Now you understand, that sections are separated to be used inside of the little components of Wendellor's package. Unfortunately I'll have to explain the parameters (this section never ends).

Starting by [Taxonomic group]:

Attribute Description
taxon Organism name or taxonomic ID
groups Groups descendants from taxon parameter to be considered, should be all or specific group names or taxonomic ids, separated by ;
output_file Output filepath

So organism.py reads this section, get parameters, find taxonomic ID performing requests to NCBI Taxonomony Database and get taxon ID from descendants groups considered given taxon. Just like:

Peribunyaviridae
|
|- Orthobunyavirus
|- Herbevirus

It will add in outpout_file the taxonomic ID from Orthobunyavirus and Herbevirus.

In [Downloader]:

Attribute Description
database What kind of NCBI database it will perform search? Should be protein or ipg
ids_file organism.py output filepath
positive_terms Positive terms to find using NCBI query
negative_terms Negative terms to not find using NCBI query
min_length Min sequence length
max_length Max sequence length

So downloader.py reads this section, get parameters, creates a query considering positive_terms, negative_terms, min_length, max_length; perform search on NCBI database considering database and download results as FASTA files.

In [Unifier]:

Attribute Description
ids_file organism.py output filepath
discriminate_groups You want to discriminate your groups adding a prefix? Should be yes, no, both

So unifier.py reads this section, get parameters, read ids_file, if discriminate_groups is yes or both, it will add a prefix in all sequences with they scientific name, if no, it doesn't add prefix.

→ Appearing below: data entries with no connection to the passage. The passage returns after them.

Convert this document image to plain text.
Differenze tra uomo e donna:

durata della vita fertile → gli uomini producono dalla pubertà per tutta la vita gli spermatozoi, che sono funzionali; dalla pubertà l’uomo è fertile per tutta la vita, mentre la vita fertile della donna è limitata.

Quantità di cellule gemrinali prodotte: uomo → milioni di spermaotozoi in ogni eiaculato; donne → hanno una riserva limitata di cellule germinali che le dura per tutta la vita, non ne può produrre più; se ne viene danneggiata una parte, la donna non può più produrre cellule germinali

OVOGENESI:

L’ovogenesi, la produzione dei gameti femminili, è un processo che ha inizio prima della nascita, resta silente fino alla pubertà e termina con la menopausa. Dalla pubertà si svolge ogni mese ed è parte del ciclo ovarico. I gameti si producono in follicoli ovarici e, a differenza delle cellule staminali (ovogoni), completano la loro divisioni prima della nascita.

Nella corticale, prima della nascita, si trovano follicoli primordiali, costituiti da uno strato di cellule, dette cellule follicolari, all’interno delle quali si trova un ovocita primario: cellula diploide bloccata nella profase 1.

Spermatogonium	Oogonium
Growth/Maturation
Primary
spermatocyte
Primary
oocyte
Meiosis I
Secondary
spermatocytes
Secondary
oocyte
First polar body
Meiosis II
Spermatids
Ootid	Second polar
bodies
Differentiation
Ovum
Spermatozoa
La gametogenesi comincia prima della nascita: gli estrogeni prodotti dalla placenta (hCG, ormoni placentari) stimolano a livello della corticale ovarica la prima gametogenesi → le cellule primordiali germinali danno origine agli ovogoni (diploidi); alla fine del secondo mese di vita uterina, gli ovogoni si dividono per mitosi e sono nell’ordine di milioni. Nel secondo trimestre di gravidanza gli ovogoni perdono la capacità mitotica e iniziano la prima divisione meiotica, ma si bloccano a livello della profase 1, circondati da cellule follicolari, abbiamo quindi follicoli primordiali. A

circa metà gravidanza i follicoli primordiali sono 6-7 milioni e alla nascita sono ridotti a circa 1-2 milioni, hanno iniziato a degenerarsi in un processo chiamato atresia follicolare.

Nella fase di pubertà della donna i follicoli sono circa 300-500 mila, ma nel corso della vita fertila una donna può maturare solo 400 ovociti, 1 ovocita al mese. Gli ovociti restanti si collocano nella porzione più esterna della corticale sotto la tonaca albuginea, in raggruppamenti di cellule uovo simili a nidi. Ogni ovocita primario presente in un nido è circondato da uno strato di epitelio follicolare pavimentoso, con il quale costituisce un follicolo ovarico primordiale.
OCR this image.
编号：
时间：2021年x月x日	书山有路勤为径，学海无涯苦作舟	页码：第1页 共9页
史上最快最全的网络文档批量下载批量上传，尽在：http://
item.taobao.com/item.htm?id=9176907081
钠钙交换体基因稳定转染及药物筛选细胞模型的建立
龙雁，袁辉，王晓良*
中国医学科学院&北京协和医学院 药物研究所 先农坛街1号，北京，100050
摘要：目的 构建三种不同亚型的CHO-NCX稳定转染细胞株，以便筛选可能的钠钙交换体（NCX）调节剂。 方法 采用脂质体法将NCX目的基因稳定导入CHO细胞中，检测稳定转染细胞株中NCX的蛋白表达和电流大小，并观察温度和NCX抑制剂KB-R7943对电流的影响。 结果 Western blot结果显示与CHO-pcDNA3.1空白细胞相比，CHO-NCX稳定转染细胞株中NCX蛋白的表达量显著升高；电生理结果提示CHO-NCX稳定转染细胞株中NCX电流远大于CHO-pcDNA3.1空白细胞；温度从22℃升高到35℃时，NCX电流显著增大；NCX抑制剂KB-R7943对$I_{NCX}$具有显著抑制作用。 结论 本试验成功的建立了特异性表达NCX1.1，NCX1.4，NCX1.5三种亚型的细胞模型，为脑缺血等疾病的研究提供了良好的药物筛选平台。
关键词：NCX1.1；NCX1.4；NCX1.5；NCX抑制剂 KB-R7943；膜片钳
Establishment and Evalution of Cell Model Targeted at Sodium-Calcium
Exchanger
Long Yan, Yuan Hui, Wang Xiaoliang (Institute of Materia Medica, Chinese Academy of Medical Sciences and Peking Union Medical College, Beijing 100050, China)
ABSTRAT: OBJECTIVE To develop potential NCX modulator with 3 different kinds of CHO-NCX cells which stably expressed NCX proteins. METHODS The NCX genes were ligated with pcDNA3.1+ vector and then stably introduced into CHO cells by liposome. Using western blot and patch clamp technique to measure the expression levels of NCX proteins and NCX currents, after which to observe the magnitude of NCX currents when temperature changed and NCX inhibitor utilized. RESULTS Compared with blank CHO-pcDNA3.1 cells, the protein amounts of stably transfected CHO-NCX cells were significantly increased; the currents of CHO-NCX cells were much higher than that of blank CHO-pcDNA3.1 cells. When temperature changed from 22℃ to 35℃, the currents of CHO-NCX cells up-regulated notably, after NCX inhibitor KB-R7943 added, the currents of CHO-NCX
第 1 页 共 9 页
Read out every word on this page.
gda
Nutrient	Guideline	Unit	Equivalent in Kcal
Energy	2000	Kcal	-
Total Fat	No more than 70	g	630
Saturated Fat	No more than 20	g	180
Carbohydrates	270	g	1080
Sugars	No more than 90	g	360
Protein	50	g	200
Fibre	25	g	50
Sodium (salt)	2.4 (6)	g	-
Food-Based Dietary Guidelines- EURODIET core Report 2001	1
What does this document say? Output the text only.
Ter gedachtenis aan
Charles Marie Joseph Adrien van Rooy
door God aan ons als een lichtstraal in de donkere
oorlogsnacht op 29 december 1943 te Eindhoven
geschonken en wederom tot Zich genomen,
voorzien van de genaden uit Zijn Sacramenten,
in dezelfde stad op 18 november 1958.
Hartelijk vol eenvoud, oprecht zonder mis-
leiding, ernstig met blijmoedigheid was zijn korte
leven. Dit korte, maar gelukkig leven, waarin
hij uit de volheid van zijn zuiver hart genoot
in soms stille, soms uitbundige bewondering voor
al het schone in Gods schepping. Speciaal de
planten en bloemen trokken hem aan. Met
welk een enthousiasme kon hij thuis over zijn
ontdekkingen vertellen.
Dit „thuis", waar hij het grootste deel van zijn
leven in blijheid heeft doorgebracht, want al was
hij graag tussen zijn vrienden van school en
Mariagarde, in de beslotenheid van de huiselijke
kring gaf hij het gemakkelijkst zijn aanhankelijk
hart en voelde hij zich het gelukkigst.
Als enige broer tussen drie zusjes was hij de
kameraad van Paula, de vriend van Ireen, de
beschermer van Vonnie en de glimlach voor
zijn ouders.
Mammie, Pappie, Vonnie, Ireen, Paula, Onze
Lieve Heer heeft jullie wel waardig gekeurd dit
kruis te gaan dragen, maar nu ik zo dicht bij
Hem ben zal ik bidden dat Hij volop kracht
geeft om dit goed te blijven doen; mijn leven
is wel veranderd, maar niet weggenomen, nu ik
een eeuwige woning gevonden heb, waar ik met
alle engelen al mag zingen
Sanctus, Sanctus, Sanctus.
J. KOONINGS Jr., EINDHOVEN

In final, it creates a main sequences FASTA file, with the main organism name.

In [Wendellor]:

Attribute Description
log Output log filename
ids_file organism.py output filepath
output_dir Output dir name
muscle_parameters Muscle optional parameters
tabajara_parameters Tabajara optional parameters
muscle_filepath Muscle executable filepath
tabajara_filepath Tabajara executable filepath
build_hmm If build_hmm = no, wendellor'll not run muscle and tabajara, if not defined or yes, it will run muscle and tabajara

So wendellor.py reads this section, get parameters, execute another components, and in the end, execute muscle and the result, use in tabajara.

Execute wendellor.py

Now that you have an idea about wendellor.py, you can run it:

wendellor.py example_both_discrimination.conf &

While wendellor.py is running, you can see log using:

tail -f wendellor.log

Looking at results

In output_dir defined in [Wendellor], you'll have something like:

drwxrwxr-x  2 wendelhlc wendelhlc 4,0K Abr  3 18:03 fasta_sequences
drwxrwxr-x  2 wendelhlc wendelhlc 4,0K Abr  3 18:12 logs
drwxrwxr-x  2 wendelhlc wendelhlc 4,0K Abr  3 18:06 muscle_output
drwxrwxr-x  4 wendelhlc wendelhlc 4,0K Abr  3 18:10 tabajara_conserv
drwxrwxr-x  4 wendelhlc wendelhlc 4,0K Abr  3 18:12 tabajara_discrim

In fasta_sequences dir, you'll find fasta sequences.
In logs dir, you'll find logs.
In muscle_output dir you'll find muscle result.
In tabajara* dirs, you will find tabajara results.